The wind blows upward from the base of the hill, bringing with it the smell of sea and sage as their footsteps crunch along the path.
“Sariya knows you have her stone.”
“It isn’t
her
stone,” Khamal replies. “Nor is it mine.”
“Of course. But there has been a shift in power because of it. It grants you something you shouldn’t possess.”
Khamal stops, forcing Muqallad to do the same. “I cannot give her the stone back.”
Muqallad squares himself to Khamal. His chin rises. His jaw juts ever so slightly. “None of us can be allowed to keep two pieces.”
“You spoke to me of taking all three, Muqallad.”
“I spoke not of
taking
them, but of working together.”
“To widen the rift. To bring about indaraqiram.”
Muqallad raises his hands, as if to forestall the argument. “I told you. I’ve thought better of such things.”
“Forgive me if I doubt your words.”
“I speak the truth, but I wouldn’t ask you to trust
me
.” He motions to Sihyaan with a look over his shoulder and a wave of his hand. “I ask you to trust Sariya.”
“She’s become too close to you.”
“She hasn’t,” Muqallad said.
“She visits you often, and you visit her.”
“She’s been trying to dissuade me, Khamal. And she’s succeeded. We will meditate, as we have. We will learn. We will heal what has been torn. It’s time we began to work together again. It’s time we trusted one another. And that begins with her stone.”
Muqallad steps in and hugs Khamal. The gesture is surprising, but also tender. They haven’t done so in years. Decades.
“Don’t believe
me
,” Muqallad says as he pulls away and grasps Khamal by his shoulders. “Believe her. Go to her when she returns and speak to her of it. It’s time we voiced our fears and brought them into the light of day. Only then can we move forward.”
Khamal doesn’t know what to say, but he can’t deny that he wishes to speak to Sariya as they used to. He also wants to believe that Muqallad speaks the truth, but he knows that these are lies spilling from his mouth. It’s why Khamal stole Sariya’s stone in the first place. She and Muqallad had already begun making plans against him. But they need that stone, and they don’t know where it is. They cannot risk forcing the issue, not while there’s a chance he’ll give it up willingly.
Khamal had hoped that he would be able to find a way to get Muqallad’s stone as well. But it’s too late for that. He needs to find a place to hide the stone so that they won’t find it, at least until his own plans bear fruit.
“I’ll speak with her,” Khamal says at last.
“Good,” Muqallad says. “That is good.”
Nasim woke, sweating.
The room was dark, and he could sense more than see Rabiah kneeling over him.
“It’s all right,” Rabiah said, stroking his hair.
It felt good, her tender touch, but it came so close on the heels of the bitter emotions he’d borne witness to that he pushed her hand away.
“It’s all right...”
He could hear the hurt in her voice, but there was nothing he could do about it. Not now.
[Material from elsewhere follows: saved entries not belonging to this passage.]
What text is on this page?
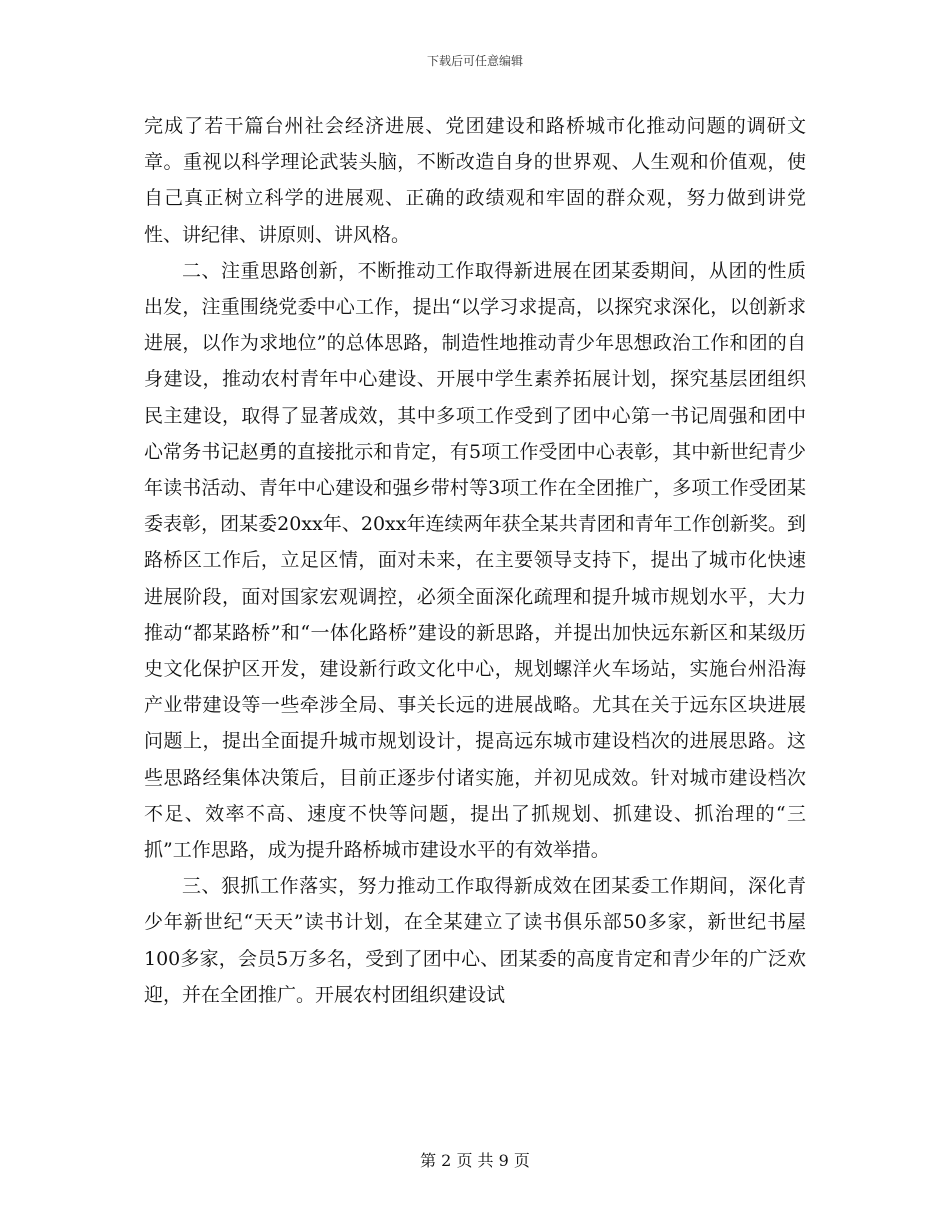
下载后可任意编辑

完成了若干篇台州社会经济进展、党团建设和路桥城市化推动问题的调研文章。重视以科学理论武装头脑，不断改造自身的世界观、人生观和价值观，使自己真正树立科学的进展观、正确的政绩观和牢固的群众观，努力做到讲党性、讲纪律、讲原则、讲风格。

二、注重思路创新，不断推动工作取得新进展在团某委期间，从团的性质出发，注重围绕党委中心工作，提出“以学习求提高，以探究求深化，以创新求进展，以作为求地位”的总体思路，制造性地推动青少年思想政治工作和团的自身建设，推动农村青年中心建设、开展中学生素养拓展计划，探究基层团组织民主建设，取得了显著成效，其中多项工作受到了团中心第一书记周强和团中心常务书记赵勇的直接批示和肯定，有5项工作受团中心表彰，其中新世纪青少年读书活动、青年中心建设和强乡带村等3项工作在全团推广，多项工作受团某委表彰，团某委20xx年、20xx年连续两年获全某共青团和青年工作创新奖。到路桥区工作后，立足区情，面对未来，在主要领导支持下，提出了城市化快速进展阶段，面对国家宏观调控，必须全面深化疏理和提升城市规划水平，大力推动“都某路桥”和“一体化路桥”建设的新思路，并提出加快远东新区和某级历史文化保护区开发，建设新行政文化中心，规划螺洋火车场站，实施台州沿海产业带建设等一些牵涉全局、事关长远的进展战略。尤其在关于远东区块进展问题上，提出全面提升城市规划设计，提高远东城市建设档次的进展思路。这些思路经集体决策后，目前正逐步付诸实施，并初见成效。针对城市建设档次不足、效率不高、速度不快等问题，提出了抓规划、抓建设、抓治理的“三抓”工作思路，成为提升路桥城市建设水平的有效举措。

三、狠抓工作落实，努力推动工作取得新成效在团某委工作期间，深化青少年新世纪“天天”读书计划，在全某建立了读书俱乐部50多家，新世纪书屋100多家，会员5万多名，受到了团中心、团某委的高度肯定和青少年的广泛欢迎，并在全团推广。开展农村团组织建设试

第 2 页 共 9 页
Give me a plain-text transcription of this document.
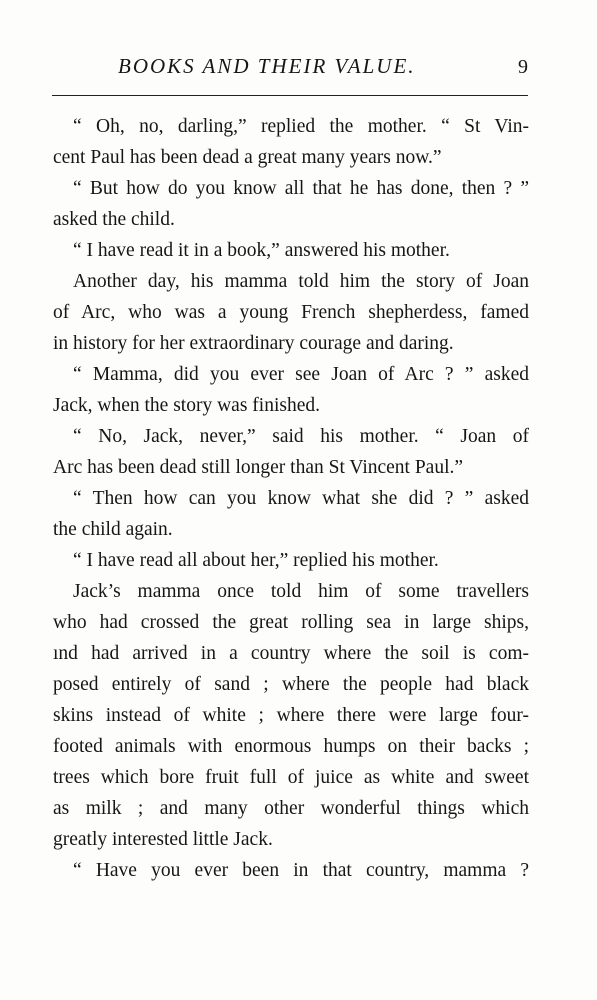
BOOKS AND THEIR VALUE.	9
“ Oh, no, darling,” replied the mother. “ St Vin-
cent Paul has been dead a great many years now.”
“ But how do you know all that he has done, then ? ”
asked the child.
“ I have read it in a book,” answered his mother.
Another day, his mamma told him the story of Joan
of Arc, who was a young French shepherdess, famed
in history for her extraordinary courage and daring.
“ Mamma, did you ever see Joan of Arc ? ” asked
Jack, when the story was finished.
“ No, Jack, never,” said his mother. “ Joan of
Arc has been dead still longer than St Vincent Paul.”
“ Then how can you know what she did ? ” asked
the child again.
“ I have read all about her,” replied his mother.
Jack’s mamma once told him of some travellers
who had crossed the great rolling sea in large ships,
ınd had arrived in a country where the soil is com-
posed entirely of sand ; where the people had black
skins instead of white ; where there were large four-
footed animals with enormous humps on their backs ;
trees which bore fruit full of juice as white and sweet
as milk ; and many other wonderful things which
greatly interested little Jack.
“ Have you ever been in that country, mamma ?
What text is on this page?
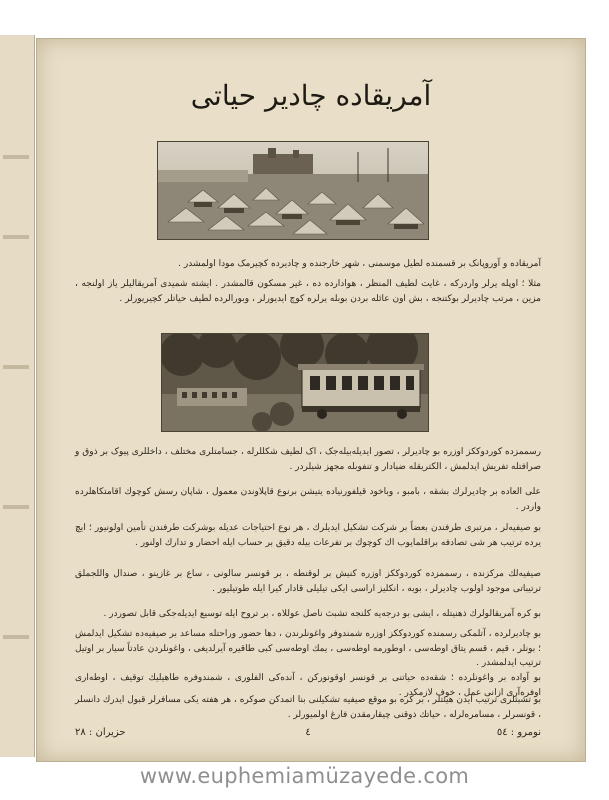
آمریقاده چادیر حیاتی

آمریقاده و آوروپانک بر قسمنده لطیل موسمنی ، شهر خارجنده و چادیرده کچیرمک مودا اولمشدر .

مثلا ؛ اوپله یرلر واردرکه ، غایت لطیف المنظر ، هوادارده ده ، غیر مسکون قالمشدر . ایشته شمیدی آمریقالیلر یاز اولنجه ، مزین ، مرتب چادیرلر بوکتنجه ، بش اون عائله بردن بوبله یرلره کوچ ایدیورلر ، وبورالرده لطیف حیاتلر کچیریورلر .

رسممزده کوردوککز اوزره بو چادیرلر ، تصور ایدیله‌بیله‌جک ، اک لطیف شکللرله ، جسامتلری مختلف ، داخللری پیوک بر ذوق و صرافتله تفریش ایدلمش ، الکتریقله ضیادار و تنفوبله مجهز شیلردر .

علی العاده بر چادیرلرك بشقه ، بامبو ، وباخود قیلفورنیاده یتیشن برنوع قاپلاوندن معمول ، شاپان رسش کوچوك اقامتکاهلرده واردر .

بو صیفیه‌لر ، مرتبری طرفندن بعضاً بر شرکت تشکیل ایدیلرك ، هر نوع احتیاجات عدیله بوشرکت طرفندن تأمین اولونیور ؛ ایچ یرده ترتیب هر شی تصادفه براقلمایوب اك کوچوك بر تفرعات بیله دقیق بر حساب ایله احضار و تدارك اولنور .

صیفیه‌لك مرکزنده ، رسممزده کوردوککز اوزره کنیش بر لوقنطه ، بر قونسر سالونی ، ساع بر غازینو ، صندال واللجملق ترتیباتی موجود اولوب چادیرلر ، بوبه ، انکلیز اراسی ایکی تیلیلی قادار کیرا ایله طوتیلیور .

بو کره آمریقالولرك ذهنیتله ، ایشی بو درجه‌یه کلنجه تشبث ناصل عوللاه ، بر تروح ایله توسیع ایدیله‌جکی قابل تصوردر .

بو چادیرلرده ، آتلمکی رسمنده کوردوککز اوزره شمندوفر واغونلرندن ، دها حضور وراحتله مساعد بر صیفیه‌ده تشکیل ایدلمش ؛ بونلر ، قیم ، قسم یتاق اوطه‌سی ، اوطورمه اوطه‌سی ، یمك اوطه‌سی کبی طاقیره آیرلدیغی ، واغونلردن عادتاً سیار بر اوتیل ترتیب ایدلمشدر .

بو آواده بر واغونلرده ؛ شقه‌ده حیاتنی بر قونسر اوقونورکن ، آنده‌کی الفلوری ، شمندوفره طاهیلیك توقیف ، اوطه‌اری اوفره‌آری ازانی عمل ، خوف لازمکدر .

بو تشبثلری ترتیب ایدن هیئتلر ، بر کره بو موقع صیفیه تشکیلنی بنا اتمدکن صوکره ، هر هفته یکی مسافرلر قبول ایدرك دانسلر ، قونسرلر ، مسامره‌لرله ، حیاتك ذوقنی چیقارمقدن فارغ اولمیورلر .

نومرو : ٥٤
٤
حزیران : ٢٨
www.euphemiamüzayede.com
“I’m here,” he said simply, giving her an indication that he was once more in command of his surroundings.
“Khamal?” she asked.
“Who else?”
“What did you see?”
He shook his head against the floor, feeling powerless. He pulled himself upright and shuffled along the floor until his back was against the wall of the small house the three of them shared. They’d found it on their long walk back from the celestia. It felt strange, sleeping in a home as ancient as this one, but they had needed something besides the skiff, so they’d taken it for their own.
He could make out Sukharam’s outline, and could tell he wasn’t breathing heavily, so he assumed he was awake. A part of him wished Sukharam wasn’t here—he wished he was alone with Rabiah—but he knew that such thoughts were foolish, selfish. He needed help, and what’s more, he needed to spread the knowledge that he gained to those he could trust. There was a strong likelihood that he wouldn’t make it out of this alive, and he couldn’t risk passing beyond the veil again without unlocking the riddles of the rift running through Ghayavand.